The 2nd Dragoon Guards, the Queen's Bays, routing the Lucknow mutineers near the Hyderabad road, Orlando Norie, 1859. Brown University Library/Wiki Commons.

The debate about the British Empire can often fall into moral binarism. It was either good or bad, or some uneven admixture of the two. Even exemplary accounts of notable atrocities, such as the Amritsar Massacre, risk reducing the subjects of colonial rule to victimhood. Imperial sympathisers, of course, insist that the very same subjects were the grateful beneficiaries of imperial governance.

Priyamvada Gopal’s new book slices through the vacuous ‘good or bad thing’ squabble to restore, in vividly human terms, the men and women who took a stand against the imperial tide. Her cast of characters includes native – by which I mean British – opponents of imperialism, such as Wilfrid Scawen Blunt, Keir Hardie, Sylvia Pankhurst, Fenner Brockway, Nancy Cunard, the ‘Red Vicar’ Father Conrad Noel and others.

Gopal’s canvas of insurgency and dissent opens with the Indian Rebellion of 1857 and the sanguinary revenge taken by the British. This eruption of violence by agents of the Crown triggered fierce debate among radical circles in Britain who recognised that the uprising heralded a ‘frightening new historical era’. For dissidents like the Chartist Ernest Jones, the Rebellion inspired not only abhorrence of the imperial project but a revitalisation of domestic dissent. Jones wrote in the People’s Paper: ‘Those who aim at higher morals … should not be silent.’ A few years later in 1865, the Morant Bay uprising in Jamaica and the hanging of opposition politician George W. Gordon on the orders of the governor John Eyre proved equally divisive. Many 19th-century critics of empire recognised that the radical anticolonial cause in India, Africa and the West Indies had lessons for the labour movement at home. As Jones put it: ‘If it is un-English to be on the side of the Hindhu, it is more un English to be on the side of tyranny, cruelty, oppression and invasion.’ This ‘reverse tutelage’, as Gopal terms it, had a powerful impact on radical movements in Britain.

The significant achievement of Insurgent Empire is to excavate the long-muted voices of our native critics of empire. Gopal perhaps overrates the radicalism of Blunt, who denounced the British occupation of Egypt in the aftermath of the ‘Urabi Rebellion’ – after all, his closest political associates were Randolph and Winston Churchill – but there is no denying the fervent skein of protest that inspired the establishment of the League Against Imperialism in 1927.

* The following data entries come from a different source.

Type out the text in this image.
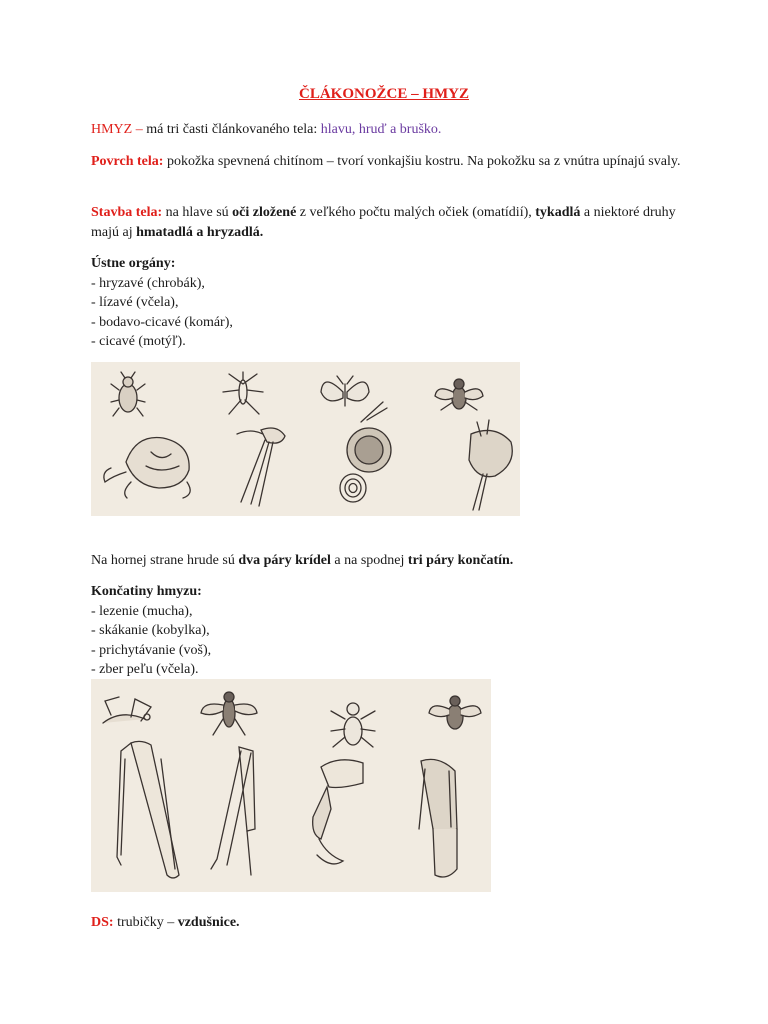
ČLÁKONOŽCE – HMYZ
HMYZ – má tri časti článkovaného tela: hlavu, hruď a bruško.
Povrch tela: pokožka spevnená chitínom – tvorí vonkajšiu kostru. Na pokožku sa z vnútra upínajú svaly.
Stavba tela: na hlave sú oči zložené z veľkého počtu malých očiek (omatídií), tykadlá a niektoré druhy majú aj hmatadlá a hryzadlá.
Ústne orgány:
- hryzavé (chrobák),
- lízavé (včela),
- bodavo-cicavé (komár),
- cicavé (motýľ).
Na hornej strane hrude sú dva páry krídel a na spodnej tri páry končatín.
Končatiny hmyzu:
- lezenie (mucha),
- skákanie (kobylka),
- prichytávanie (voš),
- zber peľu (včela).
DS: trubičky – vzdušnice.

Gopal’s narrative reaches a violent climax in Kenya when the savage repression of the Mau Mau revolt led the British MP Barbara Castle to investigate British atrocities and inspired the Daily Mirror to deplore: ‘The gunboat. The bomb, the prison compound. This is what the monocle-flashing warriors of the Empah mean when they speak of determination. Will the sun never set on these bristling blimps?’ In our own time, when the Blimps seem to have taken back control, Gopal reminds us of the ‘Movement for Colonial Freedom’, which proclaimed: ‘Imperialism can only be ended by the British and colonial people struggling jointly against the common enemy.’

Gopal’s book is an important and original contribution, but it is a shame that her insights must sometimes be read through a cloud of academic jargon. The decayed vestiges of a faded imperialism continue to shape attitudes and debates in modern Britain. Insurgent Empire deserves to be widely read.

Insurgent Empire: Anticolonial Resistance and British Dissent
Priyamvada Gopal
Verso 624pp £25

 

Christopher Hale is the author of Deception: How the Nazis Tricked the Last Jews of Europe (The History Press, 2019).